You need high quality masks, but you’re also concerned about the carbon footprint that you’re leaving by using a surgical mask. At INCYT RESILIENCE INC., we are making sure that our surgical mask carbon footprint is handled – this isn’t easy, but we’ve made tremendous progress. This article explains why and how.

We’re making and selling surgical masks that, though they can technically be recycled, are not. Further, they should not be recycled, due to the potential hazard that they present – (i.e. they are a potential biohazard once used). This means our masks are disposed of in landfills. 

We have looked at many options (e.g. biodegradable materials, alternate plastics for the fabrics) without much luck. So, we’re stuck with offsetting our surgical mask carbon footprint. 

We did some research on where the best approaches are for carbon offsets. It’s a confusing world when you look into this: planted trees can be cut down and aren’t overly effective; protected land can be misused; sequestration is in kind of a voodoo space now; etc.

Thankfully, Shopify (another Canadian company!) did a ton of research and found a supplier that meets their stringent needs. Their analysis is fantastic – so we’re following in their footprint. Shopify’s approach to carbon offsets looked to ensure that their offset program meet the following criteria: 

  • Additionality: The carbon offset needs to lead to a reduction of CO2 emissions that would not have happened otherwise. That means no investments in national parks that are already protected, for example.
  • Permanence: This can’t be a short-term solution. Carbon captured and represented in offsets needs to be stored forever, or for a very, very long time.
  • No double-counting: Offsets are a one-and-done thing. Their impact cannot be recorded twice.
  • Monitoring and verification: Good offsets need to actually do the thing they are meant to be doing, and that thing needs to be able to be verified.
  • Scalability: We wanted to invest in projects that have the ability to scale and receive results quickly, without relying on manual processes that take up a lot of time and resources.
Reference to journal article and calculations reaching conclusion of 59 tonnes CO2/million masks.

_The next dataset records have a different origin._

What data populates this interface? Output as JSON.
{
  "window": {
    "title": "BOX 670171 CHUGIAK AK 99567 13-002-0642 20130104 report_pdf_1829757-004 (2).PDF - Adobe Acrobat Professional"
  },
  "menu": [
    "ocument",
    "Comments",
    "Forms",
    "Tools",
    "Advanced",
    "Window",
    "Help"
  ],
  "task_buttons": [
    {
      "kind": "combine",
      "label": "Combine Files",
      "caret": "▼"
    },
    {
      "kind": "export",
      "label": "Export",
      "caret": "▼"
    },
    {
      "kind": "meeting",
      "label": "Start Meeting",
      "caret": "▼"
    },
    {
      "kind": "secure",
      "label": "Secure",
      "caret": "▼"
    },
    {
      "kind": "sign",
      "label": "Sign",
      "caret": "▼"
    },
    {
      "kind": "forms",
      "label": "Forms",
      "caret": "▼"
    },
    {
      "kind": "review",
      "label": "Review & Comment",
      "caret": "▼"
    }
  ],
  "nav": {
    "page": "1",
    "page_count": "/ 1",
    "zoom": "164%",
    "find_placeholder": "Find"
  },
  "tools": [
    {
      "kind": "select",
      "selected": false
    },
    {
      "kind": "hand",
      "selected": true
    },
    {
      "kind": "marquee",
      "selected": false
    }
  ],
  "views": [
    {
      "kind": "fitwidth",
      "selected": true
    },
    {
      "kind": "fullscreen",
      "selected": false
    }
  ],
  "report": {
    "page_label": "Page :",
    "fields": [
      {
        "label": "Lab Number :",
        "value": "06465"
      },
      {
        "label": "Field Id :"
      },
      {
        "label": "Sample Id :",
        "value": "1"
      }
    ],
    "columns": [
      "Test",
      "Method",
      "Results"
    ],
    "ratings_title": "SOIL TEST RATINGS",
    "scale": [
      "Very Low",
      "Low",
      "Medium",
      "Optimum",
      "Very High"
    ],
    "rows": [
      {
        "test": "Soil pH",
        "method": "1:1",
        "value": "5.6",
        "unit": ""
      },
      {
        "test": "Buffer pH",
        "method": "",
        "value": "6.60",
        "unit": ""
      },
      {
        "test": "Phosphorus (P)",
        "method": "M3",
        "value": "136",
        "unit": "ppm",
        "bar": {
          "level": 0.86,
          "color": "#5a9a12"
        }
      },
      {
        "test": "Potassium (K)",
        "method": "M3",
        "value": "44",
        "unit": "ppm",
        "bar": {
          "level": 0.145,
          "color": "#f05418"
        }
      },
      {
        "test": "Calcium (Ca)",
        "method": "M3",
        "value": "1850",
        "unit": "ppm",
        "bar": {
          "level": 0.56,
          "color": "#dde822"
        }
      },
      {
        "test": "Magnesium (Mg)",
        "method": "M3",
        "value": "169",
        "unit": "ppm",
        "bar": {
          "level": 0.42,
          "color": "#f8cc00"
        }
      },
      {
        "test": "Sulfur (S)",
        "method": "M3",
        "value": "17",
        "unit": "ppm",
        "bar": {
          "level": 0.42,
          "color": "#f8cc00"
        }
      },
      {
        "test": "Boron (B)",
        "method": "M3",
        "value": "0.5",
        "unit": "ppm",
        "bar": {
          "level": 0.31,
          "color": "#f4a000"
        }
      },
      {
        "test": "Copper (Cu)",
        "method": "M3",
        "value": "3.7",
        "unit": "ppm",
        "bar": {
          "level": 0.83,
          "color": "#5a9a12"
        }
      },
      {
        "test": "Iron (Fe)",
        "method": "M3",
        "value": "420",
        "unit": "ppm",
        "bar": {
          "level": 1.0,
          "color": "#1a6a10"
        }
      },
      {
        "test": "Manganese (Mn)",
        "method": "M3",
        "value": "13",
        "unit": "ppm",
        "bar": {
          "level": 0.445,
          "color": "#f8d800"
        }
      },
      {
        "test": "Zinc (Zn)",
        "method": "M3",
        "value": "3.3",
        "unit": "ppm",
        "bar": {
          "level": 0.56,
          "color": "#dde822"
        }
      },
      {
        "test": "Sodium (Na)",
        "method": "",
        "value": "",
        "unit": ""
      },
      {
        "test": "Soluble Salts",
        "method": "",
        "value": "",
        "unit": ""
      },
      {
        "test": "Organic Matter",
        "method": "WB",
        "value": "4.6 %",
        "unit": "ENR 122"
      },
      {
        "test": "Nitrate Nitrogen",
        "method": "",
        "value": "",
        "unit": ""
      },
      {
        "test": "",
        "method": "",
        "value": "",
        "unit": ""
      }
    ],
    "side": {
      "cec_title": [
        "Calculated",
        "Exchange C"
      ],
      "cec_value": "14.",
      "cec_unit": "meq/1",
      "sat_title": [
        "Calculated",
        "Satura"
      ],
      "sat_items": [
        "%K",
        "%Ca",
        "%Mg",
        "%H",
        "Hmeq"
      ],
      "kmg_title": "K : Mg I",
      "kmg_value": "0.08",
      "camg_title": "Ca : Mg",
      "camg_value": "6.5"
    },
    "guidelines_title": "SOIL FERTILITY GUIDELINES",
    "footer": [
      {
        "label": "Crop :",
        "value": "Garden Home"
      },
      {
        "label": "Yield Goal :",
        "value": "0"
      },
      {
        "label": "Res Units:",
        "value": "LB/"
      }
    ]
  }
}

When NIH released a study about surgical mask carbon footprint we knew that we could reliably calculate our impact.

The next step was to find a partner that was 100% focused on managing the long-term carbon offsets that we wanted. That research that Shopify did helped. We know how hard they worked on finding a partner and we liked the solution they arrived at. 

We have partnered with Pachama as well – to offset that carbon impact of our masks before we make them. Pachama is technology driven, certified by Verra. Your purchases are helping two major projects – protecting the Amazon and helping in reforestation efforts.


Further, as our retail store is powered by Shopify all retail shipments have also been offset. It’s a bit of double accounting – but in favour of offsetting more than we calculate our impact to be. If we are going to make a mistake we’d rather offset more carbon than we are creating.

While we continue to look for other solutions, we are looking forward to working with Pachama and Shopify to continue to offset our carbon footprint.